A Battery Made of Seaweed

This article reposted from New Scientist magazine / Matthew Sparkes

A battery whose critical components can be harvested from seaweed could one day help replace lithium batteries, which rely on mining rare materials.

A battery that has crucial parts made from seaweed could pave the way to greener energy storage.

Most batteries in smartphones, electric cars and laptops rely on lithium. This metal is in short supply, though, and is often mined by workers in poor conditions and is refined using methods that damage the environment. The shortage of lithium is only likely to worsen as the world shifts away from fossil fuels towards using more renewable electricity stored in batteries.

Steve Eichhorn at the University of Bristol, UK, says finding a replacement battery technology is essential, but that there are still problems to overcome for one of the big contenders: sodium-metal batteries. In these, sodium is used instead of lithium.

To make the separator, the researchers spun a plastic called polyetherimide into fibres and impregnated these with cellulose nanocrystals about 10 nanometres in diameter and 200 nanometres long that they had extracted from the seaweed. They ejected this composite material through a fine syringe by applying a charge of up to 30 kilovolts in a process called electrospinning. The resulting fine threads can form battery separators that are strong enough to resist puncturing and allow long-lasting batteries.

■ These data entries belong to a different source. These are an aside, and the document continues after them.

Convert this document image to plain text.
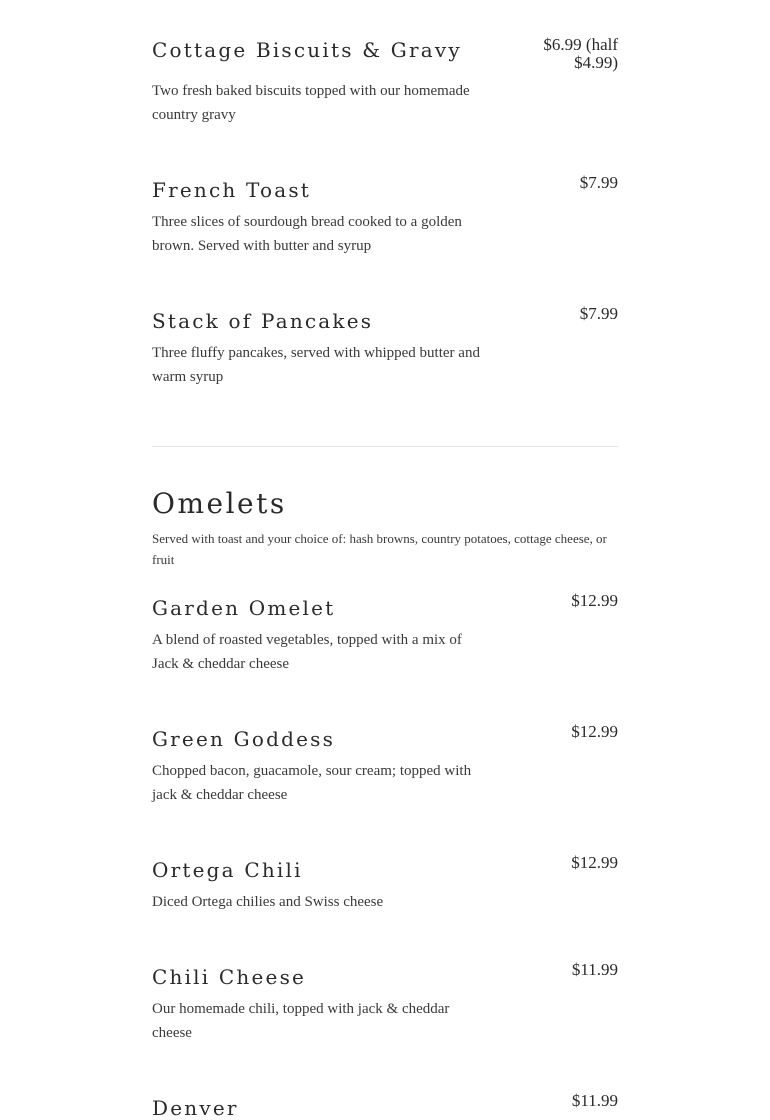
Cottage Biscuits & Gravy	$6.99 (half $4.99)
Two fresh baked biscuits topped with our homemade country gravy
French Toast	$7.99
Three slices of sourdough bread cooked to a golden brown. Served with butter and syrup
Stack of Pancakes	$7.99
Three fluffy pancakes, served with whipped butter and warm syrup
Omelets
Served with toast and your choice of: hash browns, country potatoes, cottage cheese, or fruit
Garden Omelet	$12.99
A blend of roasted vegetables, topped with a mix of Jack & cheddar cheese
Green Goddess	$12.99
Chopped bacon, guacamole, sour cream; topped with jack & cheddar cheese
Ortega Chili	$12.99
Diced Ortega chilies and Swiss cheese
Chili Cheese	$11.99
Our homemade chili, topped with jack & cheddar cheese
Denver	$11.99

“Normally, seaweed doesn’t have a particularly high cellulose content, but this one does, this cultivar. So we extracted it from that,” says Eichhorn. “You can extract these nanocrystals from anything: wood, miscanthus, flax. But the seaweed ones are interesting because they actually are quite long, and that’s critical for reinforcement.”

The use of seaweed-derived crystals has another benefit in that, in experiments, it allowed for greater storage capacity and efficiency than previous materials, increasing the lifetime of the battery. The team found that the design continued to work well even after 1000 charging cycles.